The affectionate judgment of his contemporaries, in the first days of sorrow, instead of exceeding, fall short of the deliberate judgment of leaders of European thought in a later generation. The rise of his reputation was slow. As there are too many who make themselves appear more wise than they are, it was the more uncommon fault of Reid to appear less a philosopher than he really was. Extreme caution made him suspicious of ingenious conjecture in matter-of-fact inquiry, and perhaps blinded him to the large part which imagination as well as reason has to play in progress. ‘It is genius, and not the want of it,’ he says, ‘that adulterates philosophy, and fills it with error and false theory’; and in the spirit of this warning, as well as by temperament, he was intellectually conservative more than progressive or adventurous.

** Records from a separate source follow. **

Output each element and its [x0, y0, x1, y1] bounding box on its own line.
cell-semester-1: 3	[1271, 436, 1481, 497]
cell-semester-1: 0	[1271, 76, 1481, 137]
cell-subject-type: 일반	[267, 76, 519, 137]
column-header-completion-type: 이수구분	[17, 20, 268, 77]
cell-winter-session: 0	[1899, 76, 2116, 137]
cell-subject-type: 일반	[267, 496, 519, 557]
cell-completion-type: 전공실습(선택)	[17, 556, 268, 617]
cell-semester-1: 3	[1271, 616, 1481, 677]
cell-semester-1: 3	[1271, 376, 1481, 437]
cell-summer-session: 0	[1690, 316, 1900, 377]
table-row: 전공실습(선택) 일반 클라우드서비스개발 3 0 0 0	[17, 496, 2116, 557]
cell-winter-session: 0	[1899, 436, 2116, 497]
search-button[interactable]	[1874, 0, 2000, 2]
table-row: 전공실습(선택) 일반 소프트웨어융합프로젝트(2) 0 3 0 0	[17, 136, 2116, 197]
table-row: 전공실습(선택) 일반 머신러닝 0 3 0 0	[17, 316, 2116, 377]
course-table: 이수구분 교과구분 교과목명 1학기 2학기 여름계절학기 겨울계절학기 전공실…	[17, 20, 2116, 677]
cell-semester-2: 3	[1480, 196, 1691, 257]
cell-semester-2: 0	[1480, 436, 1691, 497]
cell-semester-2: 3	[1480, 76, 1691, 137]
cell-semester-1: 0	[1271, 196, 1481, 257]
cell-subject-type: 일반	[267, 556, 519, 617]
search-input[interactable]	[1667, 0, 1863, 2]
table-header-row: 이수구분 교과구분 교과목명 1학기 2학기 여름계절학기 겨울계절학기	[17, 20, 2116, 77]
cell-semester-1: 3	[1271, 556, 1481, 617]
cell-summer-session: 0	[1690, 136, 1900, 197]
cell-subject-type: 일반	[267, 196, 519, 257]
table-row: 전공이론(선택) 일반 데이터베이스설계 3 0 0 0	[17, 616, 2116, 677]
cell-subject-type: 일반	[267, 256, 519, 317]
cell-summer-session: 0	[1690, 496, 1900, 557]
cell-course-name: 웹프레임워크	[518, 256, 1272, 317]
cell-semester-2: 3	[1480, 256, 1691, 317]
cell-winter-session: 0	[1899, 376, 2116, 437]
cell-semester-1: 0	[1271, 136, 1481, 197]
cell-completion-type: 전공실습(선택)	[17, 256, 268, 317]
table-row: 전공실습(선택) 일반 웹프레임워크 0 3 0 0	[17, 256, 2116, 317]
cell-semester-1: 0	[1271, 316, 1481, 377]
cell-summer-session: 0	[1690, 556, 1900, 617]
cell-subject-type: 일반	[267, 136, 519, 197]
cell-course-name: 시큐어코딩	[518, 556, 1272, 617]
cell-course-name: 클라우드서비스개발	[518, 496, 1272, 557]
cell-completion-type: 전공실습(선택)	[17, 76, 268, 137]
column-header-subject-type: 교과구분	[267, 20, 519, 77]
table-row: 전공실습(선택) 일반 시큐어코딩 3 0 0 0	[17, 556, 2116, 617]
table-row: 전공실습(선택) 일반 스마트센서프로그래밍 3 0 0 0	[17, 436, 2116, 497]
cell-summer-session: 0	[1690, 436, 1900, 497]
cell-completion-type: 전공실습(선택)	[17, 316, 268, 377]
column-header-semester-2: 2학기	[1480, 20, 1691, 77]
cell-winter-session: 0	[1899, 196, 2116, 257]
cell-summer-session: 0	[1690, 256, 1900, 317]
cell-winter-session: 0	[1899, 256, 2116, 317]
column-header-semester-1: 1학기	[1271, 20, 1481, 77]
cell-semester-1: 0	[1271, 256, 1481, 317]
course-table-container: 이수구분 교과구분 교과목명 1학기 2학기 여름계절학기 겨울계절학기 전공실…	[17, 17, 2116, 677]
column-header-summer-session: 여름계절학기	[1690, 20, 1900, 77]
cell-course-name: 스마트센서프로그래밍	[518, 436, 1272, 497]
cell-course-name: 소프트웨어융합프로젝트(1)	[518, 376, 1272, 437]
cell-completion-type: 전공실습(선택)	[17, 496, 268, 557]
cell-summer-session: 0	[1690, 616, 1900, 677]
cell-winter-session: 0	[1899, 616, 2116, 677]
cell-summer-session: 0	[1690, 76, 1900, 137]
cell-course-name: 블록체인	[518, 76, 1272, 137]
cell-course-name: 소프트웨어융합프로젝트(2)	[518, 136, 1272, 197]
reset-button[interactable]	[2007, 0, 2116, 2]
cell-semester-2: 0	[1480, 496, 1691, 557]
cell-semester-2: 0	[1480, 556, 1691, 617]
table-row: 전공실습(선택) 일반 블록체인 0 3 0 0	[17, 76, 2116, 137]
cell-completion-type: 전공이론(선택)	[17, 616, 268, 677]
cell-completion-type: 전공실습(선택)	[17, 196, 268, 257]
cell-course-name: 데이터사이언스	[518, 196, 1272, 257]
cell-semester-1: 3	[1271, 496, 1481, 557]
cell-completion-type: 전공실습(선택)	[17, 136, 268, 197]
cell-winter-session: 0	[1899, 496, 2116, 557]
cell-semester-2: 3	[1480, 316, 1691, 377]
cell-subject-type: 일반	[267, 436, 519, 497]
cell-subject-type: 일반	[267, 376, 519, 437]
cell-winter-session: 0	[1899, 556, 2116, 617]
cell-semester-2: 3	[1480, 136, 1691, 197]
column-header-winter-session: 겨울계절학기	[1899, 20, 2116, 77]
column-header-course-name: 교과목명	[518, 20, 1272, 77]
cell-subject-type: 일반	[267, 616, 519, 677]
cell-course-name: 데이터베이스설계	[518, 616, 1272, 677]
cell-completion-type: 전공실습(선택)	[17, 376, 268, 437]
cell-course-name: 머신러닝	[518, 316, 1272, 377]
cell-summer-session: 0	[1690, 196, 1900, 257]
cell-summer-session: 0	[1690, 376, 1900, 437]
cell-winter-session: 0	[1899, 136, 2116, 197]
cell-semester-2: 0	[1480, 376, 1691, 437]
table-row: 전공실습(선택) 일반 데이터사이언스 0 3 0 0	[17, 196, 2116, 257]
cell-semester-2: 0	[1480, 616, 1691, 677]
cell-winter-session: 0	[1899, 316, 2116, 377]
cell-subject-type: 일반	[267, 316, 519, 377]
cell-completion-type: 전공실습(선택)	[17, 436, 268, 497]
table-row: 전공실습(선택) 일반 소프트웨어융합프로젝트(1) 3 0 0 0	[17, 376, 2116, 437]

In outward appearance he was somewhat under the middle size, with a bodily constitution of uncommon strength and tenacity, maintained by a methodically regulated life and habitual serenity of temper. Raeburn’s picture, now in Fyvie Castle, for which he sat during his last visit to Edinburgh, expresses the deep and persistent thought, as well as the reposeful and benevolent temper, which gave unity to his long life. Copies of this picture are preserved at Birkwood, in the College of Glasgow, and in the National Portrait Gallery at Edinburgh, as well as in the great window of the Mitchell Hall of Marischal College. There is also an excellent medallion by Tassie, done six years before Reid’s death.

After the death of Mrs. Carmichael, in February 1805, all who were descended of the Rev. Lewis Reid of Strachan, by his wife Margaret Gregory, had passed away. His second wife and widow died at Aberdeen in 1798, like her stepson, in her eighty-seventh year, having survived him about eighteen months. The great-granddaughter of Mrs. Leslie his half-sister, Grace Anna Leslie, now of Birkwood, married Dr. Ross Paterson in 1864. Their youngest daughter has charge of the Reid family papers, to which I owe many facts first published in these pages. A son of his other half-sister, Mrs. Rose, a medical officer in the Indian army, was introduced in 1805 to Sir James Mackintosh, then Recorder of Bombay, by Professor Ogilvie of Aberdeen, as a relative of the advocate of the final philosophical appeal to the Common Sense; and Mackintosh in a letter to Mr. Ogilvie expresses the deep interest with which he saw ‘the nephew of Dr. Reid, whose philosophy, like you, I do not embrace, but whose character and talents every cultivator of science must venerate.’ Sir James’s later judgments of the philosophy, after a more attentive study of its scope, were more favourable.